In terms of provider identifiers and the concept of virtual groups, Gasperini says CMS has had problems in identifying and evaluating an individual provider, because they have a lot of options to report quality measures individually or in a group through various methods by using claims, a registry, or through their EHR. "So sometimes the water gets really muddy and causes confusion for practitioners and CMS," she says. "In this area we are saying CMS should support both individual-level and group-level identifiers so physicians can be evaluated on an individual basis or on a group basis based on what fits their needs, but also ensuring there are enough opportunities to participate in ways that make sense for that individual or practice."

In the area of clinical practice improvement, Gasperini says Congress intended to give credit to those already engaged in practice improvement activities. "We want that fact to be recognized, rather than CMS saying this is a new category and they are going to come up with a whole new set of requirements, each with its own process and administrative issues to deal with it," she explains. "Unfortunately, in the quality measure development plan CMS released in December it looks like they plan to stray from Congress' intent and set up additional criteria."

Finally, meaningful use has been a large pain point for providers. "We would like to see the focus change so it is not focused on fulfilling administrative requirements, and rather focused on using health IT to improve patient care and practice performance," Gasperini says. "For example, one thing that is unfair in our opinion is the all-or-nothing approach. A lot of improvements need to be made there before we can just move it into MIPS."

(In January, officials from CMS and the Office of the National Coordinator for Health IT strongly signaled that although meaningful use will continue to be part of MIPS, there will be significant changes to Stage 3 to focus more on outcome-based measures and toward allowing flexibility to customize health IT to individual practice needs.)

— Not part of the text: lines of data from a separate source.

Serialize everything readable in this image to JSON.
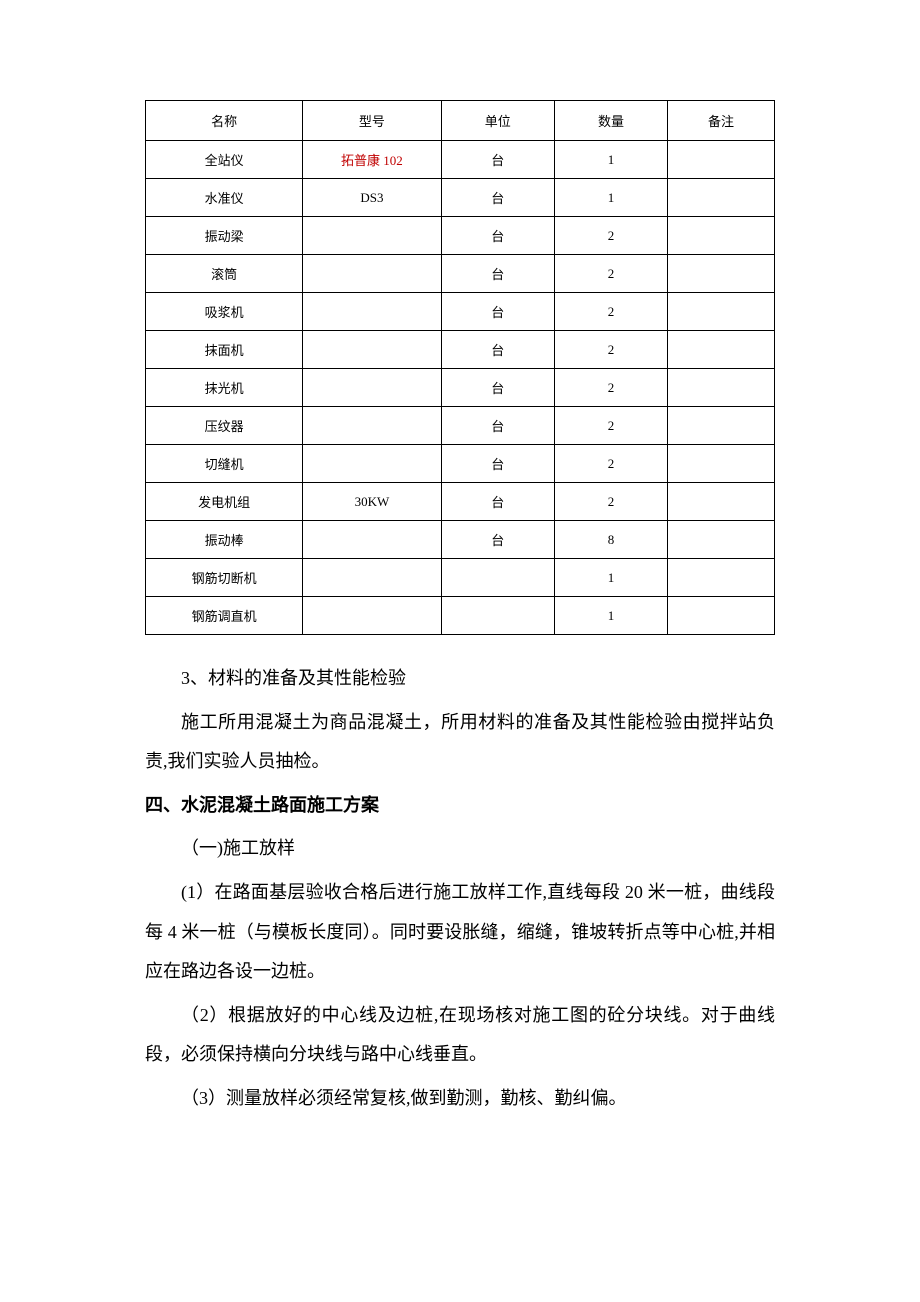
{
  "table": {
    "headers": {
      "name": "名称",
      "model": "型号",
      "unit": "单位",
      "qty": "数量",
      "note": "备注"
    },
    "rows": [
      {
        "name": "全站仪",
        "model": "拓普康 102",
        "model_red": true,
        "unit": "台",
        "qty": "1",
        "note": ""
      },
      {
        "name": "水准仪",
        "model": "DS3",
        "model_red": false,
        "unit": "台",
        "qty": "1",
        "note": ""
      },
      {
        "name": "振动梁",
        "model": "",
        "model_red": false,
        "unit": "台",
        "qty": "2",
        "note": ""
      },
      {
        "name": "滚筒",
        "model": "",
        "model_red": false,
        "unit": "台",
        "qty": "2",
        "note": ""
      },
      {
        "name": "吸浆机",
        "model": "",
        "model_red": false,
        "unit": "台",
        "qty": "2",
        "note": ""
      },
      {
        "name": "抹面机",
        "model": "",
        "model_red": false,
        "unit": "台",
        "qty": "2",
        "note": ""
      },
      {
        "name": "抹光机",
        "model": "",
        "model_red": false,
        "unit": "台",
        "qty": "2",
        "note": ""
      },
      {
        "name": "压纹器",
        "model": "",
        "model_red": false,
        "unit": "台",
        "qty": "2",
        "note": ""
      },
      {
        "name": "切缝机",
        "model": "",
        "model_red": false,
        "unit": "台",
        "qty": "2",
        "note": ""
      },
      {
        "name": "发电机组",
        "model": "30KW",
        "model_red": false,
        "unit": "台",
        "qty": "2",
        "note": ""
      },
      {
        "name": "振动棒",
        "model": "",
        "model_red": false,
        "unit": "台",
        "qty": "8",
        "note": ""
      },
      {
        "name": "钢筋切断机",
        "model": "",
        "model_red": false,
        "unit": "",
        "qty": "1",
        "note": ""
      },
      {
        "name": "钢筋调直机",
        "model": "",
        "model_red": false,
        "unit": "",
        "qty": "1",
        "note": ""
      }
    ]
  },
  "paragraphs": {
    "p1": "3、材料的准备及其性能检验",
    "p2": "施工所用混凝土为商品混凝土，所用材料的准备及其性能检验由搅拌站负责,我们实验人员抽检。",
    "h1": "四、水泥混凝土路面施工方案",
    "p3": "（一)施工放样",
    "p4": "(1）在路面基层验收合格后进行施工放样工作,直线每段 20 米一桩，曲线段每 4 米一桩（与模板长度同）。同时要设胀缝，缩缝，锥坡转折点等中心桩,并相应在路边各设一边桩。",
    "p5": "（2）根据放好的中心线及边桩,在现场核对施工图的砼分块线。对于曲线段，必须保持横向分块线与路中心线垂直。",
    "p6": "（3）测量放样必须经常复核,做到勤测，勤核、勤纠偏。"
  },
  "styles": {
    "red_color": "#c00000",
    "text_color": "#000000",
    "border_color": "#000000",
    "background_color": "#ffffff",
    "body_fontsize": 18,
    "table_fontsize": 13
  }
}
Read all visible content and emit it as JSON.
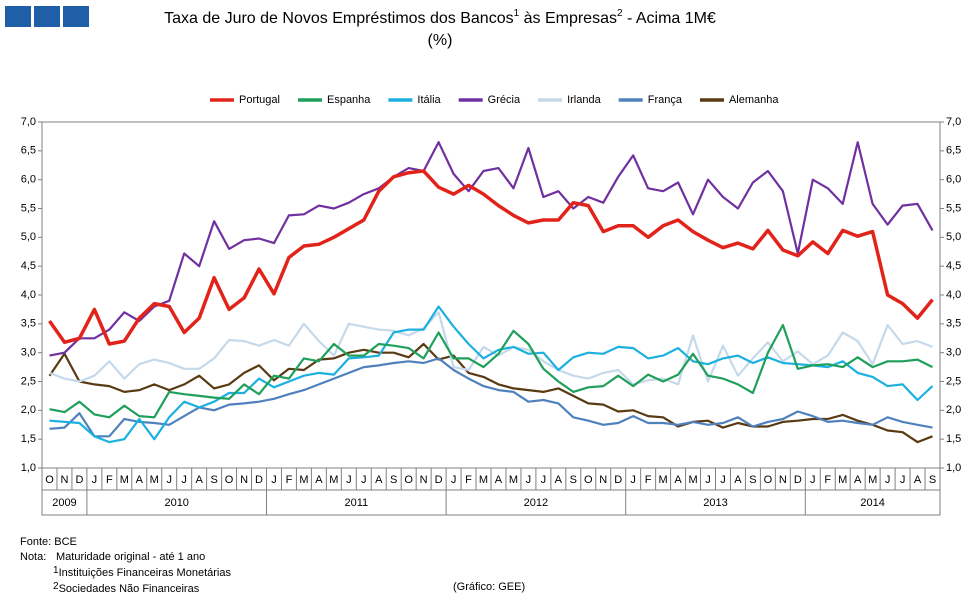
{
  "chart_data": {
    "type": "line",
    "title": "Taxa de Juro de Novos Empréstimos dos Bancos",
    "title_mid": " às Empresas",
    "title_end": " - Acima 1M€",
    "subtitle": "(%)",
    "categories": [
      "O",
      "N",
      "D",
      "J",
      "F",
      "M",
      "A",
      "M",
      "J",
      "J",
      "A",
      "S",
      "O",
      "N",
      "D",
      "J",
      "F",
      "M",
      "A",
      "M",
      "J",
      "J",
      "A",
      "S",
      "O",
      "N",
      "D",
      "J",
      "F",
      "M",
      "A",
      "M",
      "J",
      "J",
      "A",
      "S",
      "O",
      "N",
      "D",
      "J",
      "F",
      "M",
      "A",
      "M",
      "J",
      "J",
      "A",
      "S",
      "O",
      "N",
      "D",
      "J",
      "F",
      "M",
      "A",
      "M",
      "J",
      "J",
      "A",
      "S"
    ],
    "years": [
      {
        "label": "2009",
        "months": 3
      },
      {
        "label": "2010",
        "months": 12
      },
      {
        "label": "2011",
        "months": 12
      },
      {
        "label": "2012",
        "months": 12
      },
      {
        "label": "2013",
        "months": 12
      },
      {
        "label": "2014",
        "months": 9
      }
    ],
    "series": [
      {
        "name": "Portugal",
        "color": "#e2231a",
        "width": 3.5,
        "values": [
          3.55,
          3.18,
          3.25,
          3.75,
          3.15,
          3.2,
          3.6,
          3.85,
          3.8,
          3.35,
          3.6,
          4.3,
          3.75,
          3.95,
          4.45,
          4.02,
          4.65,
          4.85,
          4.88,
          5.0,
          5.15,
          5.3,
          5.8,
          6.05,
          6.12,
          6.15,
          5.87,
          5.75,
          5.9,
          5.75,
          5.55,
          5.38,
          5.25,
          5.3,
          5.3,
          5.6,
          5.55,
          5.1,
          5.2,
          5.2,
          5.0,
          5.2,
          5.3,
          5.1,
          4.95,
          4.82,
          4.9,
          4.8,
          5.12,
          4.78,
          4.68,
          4.92,
          4.72,
          5.12,
          5.02,
          5.1,
          4.0,
          3.85,
          3.6,
          3.92
        ]
      },
      {
        "name": "Espanha",
        "color": "#1fa05a",
        "width": 2.2,
        "values": [
          2.02,
          1.97,
          2.15,
          1.93,
          1.88,
          2.08,
          1.9,
          1.88,
          2.32,
          2.28,
          2.25,
          2.22,
          2.2,
          2.45,
          2.28,
          2.6,
          2.55,
          2.9,
          2.85,
          3.15,
          2.95,
          2.95,
          3.15,
          3.12,
          3.08,
          2.9,
          3.35,
          2.9,
          2.9,
          2.75,
          2.98,
          3.38,
          3.15,
          2.72,
          2.5,
          2.32,
          2.4,
          2.42,
          2.6,
          2.42,
          2.62,
          2.5,
          2.62,
          2.98,
          2.6,
          2.55,
          2.45,
          2.3,
          3.0,
          3.48,
          2.72,
          2.78,
          2.8,
          2.75,
          2.92,
          2.75,
          2.85,
          2.85,
          2.88,
          2.75
        ]
      },
      {
        "name": "Itália",
        "color": "#1cb0e0",
        "width": 2.2,
        "values": [
          1.82,
          1.8,
          1.78,
          1.55,
          1.45,
          1.5,
          1.85,
          1.5,
          1.88,
          2.15,
          2.05,
          2.15,
          2.3,
          2.3,
          2.55,
          2.4,
          2.5,
          2.6,
          2.65,
          2.62,
          2.9,
          2.92,
          2.95,
          3.35,
          3.4,
          3.4,
          3.8,
          3.45,
          3.15,
          2.9,
          3.05,
          3.1,
          2.98,
          3.0,
          2.7,
          2.92,
          3.0,
          2.98,
          3.1,
          3.08,
          2.9,
          2.95,
          3.08,
          2.85,
          2.8,
          2.9,
          2.95,
          2.82,
          2.92,
          2.82,
          2.8,
          2.78,
          2.75,
          2.85,
          2.65,
          2.58,
          2.42,
          2.45,
          2.18,
          2.42
        ]
      },
      {
        "name": "Grécia",
        "color": "#7030a0",
        "width": 2.2,
        "values": [
          2.95,
          3.0,
          3.25,
          3.25,
          3.4,
          3.7,
          3.55,
          3.8,
          3.9,
          4.72,
          4.5,
          5.28,
          4.8,
          4.95,
          4.98,
          4.9,
          5.38,
          5.4,
          5.55,
          5.5,
          5.6,
          5.75,
          5.85,
          6.05,
          6.2,
          6.15,
          6.65,
          6.1,
          5.8,
          6.15,
          6.2,
          5.85,
          6.55,
          5.7,
          5.8,
          5.5,
          5.7,
          5.6,
          6.05,
          6.42,
          5.85,
          5.8,
          5.95,
          5.4,
          6.0,
          5.7,
          5.5,
          5.95,
          6.15,
          5.8,
          4.72,
          6.0,
          5.85,
          5.58,
          6.65,
          5.58,
          5.22,
          5.55,
          5.58,
          5.12
        ]
      },
      {
        "name": "Irlanda",
        "color": "#c5d9ea",
        "width": 2.2,
        "values": [
          2.65,
          2.55,
          2.5,
          2.6,
          2.85,
          2.55,
          2.8,
          2.88,
          2.82,
          2.72,
          2.72,
          2.9,
          3.22,
          3.2,
          3.12,
          3.22,
          3.12,
          3.5,
          3.2,
          2.95,
          3.5,
          3.45,
          3.4,
          3.38,
          3.3,
          3.42,
          3.7,
          2.75,
          2.7,
          3.1,
          2.95,
          3.1,
          3.05,
          2.85,
          2.7,
          2.6,
          2.55,
          2.65,
          2.7,
          2.45,
          2.52,
          2.55,
          2.45,
          3.3,
          2.5,
          3.12,
          2.6,
          2.9,
          3.18,
          2.85,
          3.02,
          2.8,
          2.95,
          3.35,
          3.2,
          2.8,
          3.48,
          3.15,
          3.2,
          3.1
        ]
      },
      {
        "name": "França",
        "color": "#4f81bd",
        "width": 2.2,
        "values": [
          1.68,
          1.7,
          1.95,
          1.55,
          1.55,
          1.85,
          1.8,
          1.78,
          1.75,
          1.9,
          2.05,
          2.0,
          2.1,
          2.12,
          2.15,
          2.2,
          2.28,
          2.35,
          2.45,
          2.55,
          2.65,
          2.75,
          2.78,
          2.82,
          2.85,
          2.82,
          2.9,
          2.7,
          2.55,
          2.42,
          2.35,
          2.32,
          2.15,
          2.18,
          2.12,
          1.88,
          1.82,
          1.75,
          1.78,
          1.9,
          1.78,
          1.78,
          1.75,
          1.8,
          1.75,
          1.78,
          1.88,
          1.72,
          1.8,
          1.85,
          1.98,
          1.9,
          1.8,
          1.82,
          1.78,
          1.75,
          1.88,
          1.8,
          1.75,
          1.7
        ]
      },
      {
        "name": "Alemanha",
        "color": "#5a3a12",
        "width": 2.2,
        "values": [
          2.6,
          2.98,
          2.5,
          2.45,
          2.42,
          2.32,
          2.35,
          2.45,
          2.35,
          2.45,
          2.6,
          2.38,
          2.45,
          2.65,
          2.78,
          2.52,
          2.72,
          2.7,
          2.88,
          2.9,
          3.0,
          3.05,
          3.0,
          3.0,
          2.92,
          3.15,
          2.88,
          2.95,
          2.65,
          2.58,
          2.45,
          2.38,
          2.35,
          2.32,
          2.38,
          2.25,
          2.12,
          2.1,
          1.98,
          2.0,
          1.9,
          1.88,
          1.72,
          1.8,
          1.82,
          1.7,
          1.78,
          1.72,
          1.72,
          1.8,
          1.82,
          1.85,
          1.85,
          1.92,
          1.82,
          1.75,
          1.65,
          1.62,
          1.45,
          1.55
        ]
      }
    ],
    "ylim": [
      1,
      7
    ],
    "yticks": [
      {
        "value": 1,
        "label": "1,0"
      },
      {
        "value": 1.5,
        "label": "1,5"
      },
      {
        "value": 2,
        "label": "2,0"
      },
      {
        "value": 2.5,
        "label": "2,5"
      },
      {
        "value": 3,
        "label": "3,0"
      },
      {
        "value": 3.5,
        "label": "3,5"
      },
      {
        "value": 4,
        "label": "4,0"
      },
      {
        "value": 4.5,
        "label": "4,5"
      },
      {
        "value": 5,
        "label": "5,0"
      },
      {
        "value": 5.5,
        "label": "5,5"
      },
      {
        "value": 6,
        "label": "6,0"
      },
      {
        "value": 6.5,
        "label": "6,5"
      },
      {
        "value": 7,
        "label": "7,0"
      }
    ],
    "y2lim": [
      1,
      7
    ],
    "y2ticks": [
      {
        "value": 1,
        "label": "1,0"
      },
      {
        "value": 1.5,
        "label": "1,5"
      },
      {
        "value": 2,
        "label": "2,0"
      },
      {
        "value": 2.5,
        "label": "2,5"
      },
      {
        "value": 3,
        "label": "3,0"
      },
      {
        "value": 3.5,
        "label": "3,5"
      },
      {
        "value": 4,
        "label": "4,0"
      },
      {
        "value": 4.5,
        "label": "4,5"
      },
      {
        "value": 5,
        "label": "5,0"
      },
      {
        "value": 5.5,
        "label": "5,5"
      },
      {
        "value": 6,
        "label": "6,0"
      },
      {
        "value": 6.5,
        "label": "6,5"
      },
      {
        "value": 7,
        "label": "7,0"
      }
    ],
    "grid": false,
    "legend": "top"
  },
  "notes": {
    "source": "Fonte: BCE",
    "note_label": "Nota:",
    "note": "Maturidade original - até 1 ano",
    "footnotes": [
      {
        "mark": "1",
        "text": "Instituições Financeiras Monetárias"
      },
      {
        "mark": "2",
        "text": "Sociedades Não Financeiras"
      }
    ],
    "credit": "(Gráfico: GEE)"
  }
}
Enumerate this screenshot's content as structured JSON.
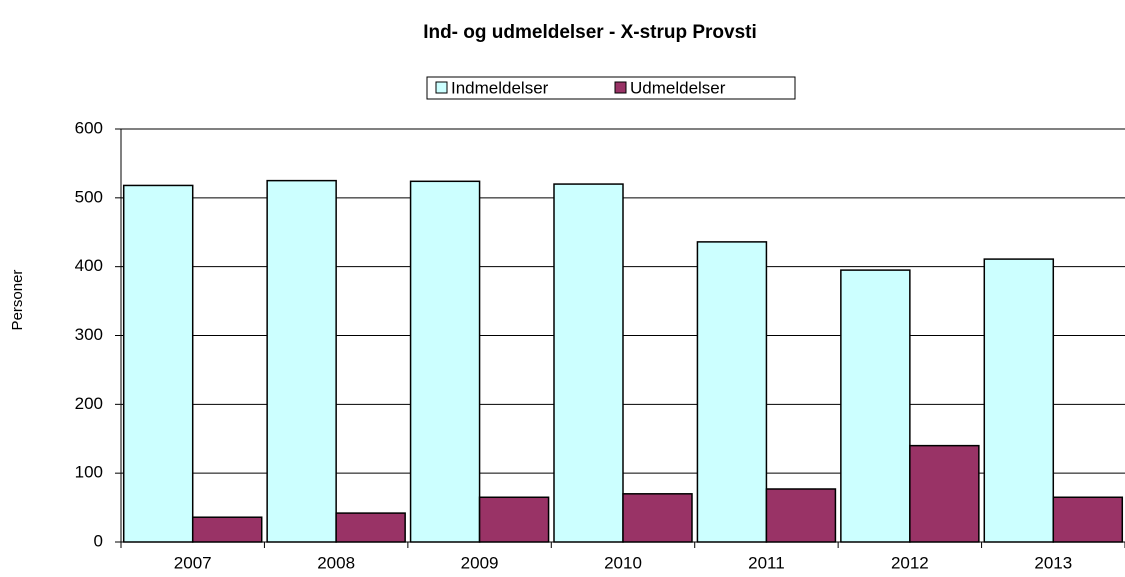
{
  "chart_data": {
    "type": "bar",
    "title": "Ind- og udmeldelser - X-strup Provsti",
    "y_label": "Personer",
    "categories": [
      "2007",
      "2008",
      "2009",
      "2010",
      "2011",
      "2012",
      "2013"
    ],
    "series": [
      {
        "name": "Indmeldelser",
        "color": "#ccffff",
        "values": [
          518,
          525,
          524,
          520,
          436,
          395,
          411
        ]
      },
      {
        "name": "Udmeldelser",
        "color": "#993366",
        "values": [
          36,
          42,
          65,
          70,
          77,
          140,
          65
        ]
      }
    ],
    "ylim": [
      0,
      600
    ],
    "yticks": [
      0,
      100,
      200,
      300,
      400,
      500,
      600
    ],
    "grid": true,
    "legend": "top"
  }
}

David Wofford, senior manager for ECG Management Consultants in San Diego, agrees with Gasperini and SA Ignite's Lee that practices should start planning for MIPS this year. "I would think that maximizing your performance under the existing programs is probably the best thing you can do," he says. "In the absence of real clarity, you have to go with what you know and see what you can do to maximize those things. But that is really cold comfort to a lot of physicians, who appear to be pretty anxious about this and I can't say I blame them."

MORE TO COME

The framework is defined by legislation, but the legislation gives authority to the Secretary of Health & Human Services, so there is a lot of detail that is going to have to be figured out - for instance, how CMS is going to administer the MIPS scores. "Doctors will get a score that places them somewhere along a sliding scale, but it is up to the secretary to determine how those four performance categories are boiled down to a single composite score," Wofford says. "It could be they construct a scheme whereby almost everybody gets a similar score or it could be they spread the scores out along that entire continuum, in which case they are moving a lot of dollars around and there are winners and losers. Where is CMS going to come down on that? We don't really know," he adds. "It wouldn't be a stretch to see a scenario where CMS gets a lot of pushback from the AMA and other organizations and then takes a conservative approach to implementing these incentives, where you don't have a big spread. But the risk there is that if everybody gets pretty much the same score no matter what, then you've got this huge administrative overhead just reporting the data and it loses its incentive effect. So they are going to have some hard decisions to make."